IIHS Side Impact Crash Tests Are About to Get Much Harder and a Lot Heavier
When most cars begin acing a test you know it's time to make it more difficult.
The Insurance Institute for Highway Safety (IIHS) has been testing cars' ability to withstand side impacts since 2003, which has led to the introduction of safer cars throughout the years. Now that same test is in need of an update for an interesting reason: cars have become too good for their current test.
"The program has been so successful that the current side ratings no longer help consumers distinguish among vehicles or point the way toward further improvements," an IIHS statement reads.
When everything passes the test, it's time for a higher standard—and one that better reflects today's heavier, more powerful vehicles. IIHS engineers and researchers want to increase the impact speeds and use a heavier movable barrier that more realistically simulates a modern vehicle in a side-impact crash, as the statement explains:
To better reflect the higher-severity crashes occurring in the real world, [IIHS Senior Research Engineer Becky] Mueller and other IIHS engineers began a series of research tests at a higher speed — 37 mph instead of the 31 mph speed used in the current side rating test. They also made the movable barrier heavier, increasing its weight to nearly 4,200 pounds, the average weight of a 2019 model SUV.
"These changes might not sound like a big deal, but the 6 mph speed increase alone produces 42 percent more crash energy," Mueller says. "Together with the weight increase, the modified test configuration has 82 percent more energy than our current side rating test."
The current movable barrier used in the test is just 3,300 lbs—spot-on for a vehicle in 2003, but far lighter than many larger vehicles on the road today.
The current test was formulated in response to the growing popularity of SUVs. The National Highway Traffic Safety Administration (NHTSA) had its own side-impact test, but the movable barrier they used was about the size and height of a conventional car. The IIHS wanted to understand how a collision with a taller SUV or truck would change things.
According to the IIHS, impacts with taller vehicles increased the risk of head injuries in a crash, which you can see in current IIHS tests where the 12-year-old and female dummies' heads are at about the same height as the movable barrier that hits them.
Automakers met this new challenge, going from only one in five vehicles earning a passable rating in the early days of the side-impact test to 99 percent of all cars getting a good rating in the test, the IIHS notes. To do this, they adopted stronger side structures as well as side airbag curtains, even before a federal regulation mandated those airbags.
As such, the IIHS also wants to understand what has worked well in the current test as they tweak and refine it into something a bit more difficult for everyone to pass. While there's no doubt that stronger, safer vehicles have led to fewer deaths, side impacts still caused 23% of passenger vehicle occupant deaths last year, per IIHS statistics.
"This is an opportunity to build on what we've learned in more than 15 years of side testing," Mueller said in an IIHS statement. "We'll update the things that need updating, but we don't need to throw out the things that still work well."

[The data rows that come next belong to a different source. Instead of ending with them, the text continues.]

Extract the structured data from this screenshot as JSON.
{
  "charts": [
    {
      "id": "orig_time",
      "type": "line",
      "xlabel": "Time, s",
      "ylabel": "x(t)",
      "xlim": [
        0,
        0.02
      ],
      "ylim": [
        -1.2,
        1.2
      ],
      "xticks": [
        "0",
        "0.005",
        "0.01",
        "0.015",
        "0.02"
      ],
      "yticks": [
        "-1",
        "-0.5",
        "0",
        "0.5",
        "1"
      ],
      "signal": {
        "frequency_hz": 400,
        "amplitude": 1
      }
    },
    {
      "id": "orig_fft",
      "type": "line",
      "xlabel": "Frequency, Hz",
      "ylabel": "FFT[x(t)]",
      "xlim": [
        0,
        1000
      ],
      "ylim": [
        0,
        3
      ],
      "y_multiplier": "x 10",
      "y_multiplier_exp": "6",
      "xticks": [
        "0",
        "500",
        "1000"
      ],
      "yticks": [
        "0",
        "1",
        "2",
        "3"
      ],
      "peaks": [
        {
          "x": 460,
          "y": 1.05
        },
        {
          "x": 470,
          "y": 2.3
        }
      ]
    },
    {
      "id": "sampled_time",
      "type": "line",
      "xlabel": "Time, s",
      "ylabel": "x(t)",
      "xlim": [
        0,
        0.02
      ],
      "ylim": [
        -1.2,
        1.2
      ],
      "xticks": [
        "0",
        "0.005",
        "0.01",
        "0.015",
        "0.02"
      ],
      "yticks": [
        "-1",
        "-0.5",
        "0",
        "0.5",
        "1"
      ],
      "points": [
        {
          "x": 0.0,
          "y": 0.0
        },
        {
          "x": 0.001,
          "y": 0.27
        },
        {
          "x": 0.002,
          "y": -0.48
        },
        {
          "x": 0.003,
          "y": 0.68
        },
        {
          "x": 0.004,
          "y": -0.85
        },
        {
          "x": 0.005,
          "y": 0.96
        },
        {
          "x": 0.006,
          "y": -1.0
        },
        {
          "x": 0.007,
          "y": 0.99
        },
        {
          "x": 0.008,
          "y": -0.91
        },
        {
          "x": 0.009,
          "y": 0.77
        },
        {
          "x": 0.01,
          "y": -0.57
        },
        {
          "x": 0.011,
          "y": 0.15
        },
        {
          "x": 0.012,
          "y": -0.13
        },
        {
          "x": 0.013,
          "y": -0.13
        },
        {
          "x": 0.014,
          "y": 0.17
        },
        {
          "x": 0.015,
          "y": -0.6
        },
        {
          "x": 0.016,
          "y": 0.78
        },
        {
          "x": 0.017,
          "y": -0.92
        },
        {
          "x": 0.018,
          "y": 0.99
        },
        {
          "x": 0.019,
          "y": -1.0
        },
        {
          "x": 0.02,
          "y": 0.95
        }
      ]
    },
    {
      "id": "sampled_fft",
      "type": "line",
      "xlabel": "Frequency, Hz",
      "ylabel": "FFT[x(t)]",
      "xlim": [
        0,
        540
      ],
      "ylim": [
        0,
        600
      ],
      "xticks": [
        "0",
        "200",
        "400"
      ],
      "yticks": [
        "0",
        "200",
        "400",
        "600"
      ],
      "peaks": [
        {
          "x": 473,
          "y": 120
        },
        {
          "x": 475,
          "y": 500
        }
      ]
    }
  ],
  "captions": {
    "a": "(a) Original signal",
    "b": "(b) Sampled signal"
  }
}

So far, the IIHS performed a new study of real-world side crashes to see how well their test mimics reality. The IIHS explained:
The study included 1999-2016 model year passenger vehicles with standard head-protecting side airbags that had been rated by IIHS for side protection. The researchers looked at the rate of driver deaths per left-side crashes for each model. They compared these rates with 10 specific intrusion and dummy injury measures that go into the ratings, finding that each one was correlated with driver death risk in left-side crashes.
Researchers concluded that every extra centimeter of B-pillar intrusion was a 3% increase in death risk, and each extra millimeter of rib deflection (as measured with crash test dummies in IIHS tests) correlated to a 10% increased death risk.
"This tells us that the current side crash test measures the right things," IIHS Senior Statistician Eric Teoh said in today's statement. "We know that we don't need to go in a completely different direction or upgrade to expensive new dummies as we update the test."
An earlier IIHS study examined vehicles that passed as good under the previous side-impact tests but still led to serious injury or death in a collision. Another test comparing crashes of "good"-rated vehicles with each other compared to crashes with the moving barrier found that SUVs were punching into the cabin area further than the barrier did thanks to the stiff frame rails up front.
Furthermore, the variation in stiffness of the materials in the front of a real vehicle means that it left more of an M-shaped dent, whereas the uniform stiffness of the movable barrier was easier for the vehicle to absorb. These tests are what ultimately led the IIHS to realize that real-world crashes are often more severe than their test and that they needed to rework their barrier as well.
The hope is that automakers will rise to the occasion of this new more difficult crash test, eventually making it obsolete by consistently exceeding the IIHS's new standard. Of all the problems to have, too many cars passing a crash test with flying colors is probably a good one.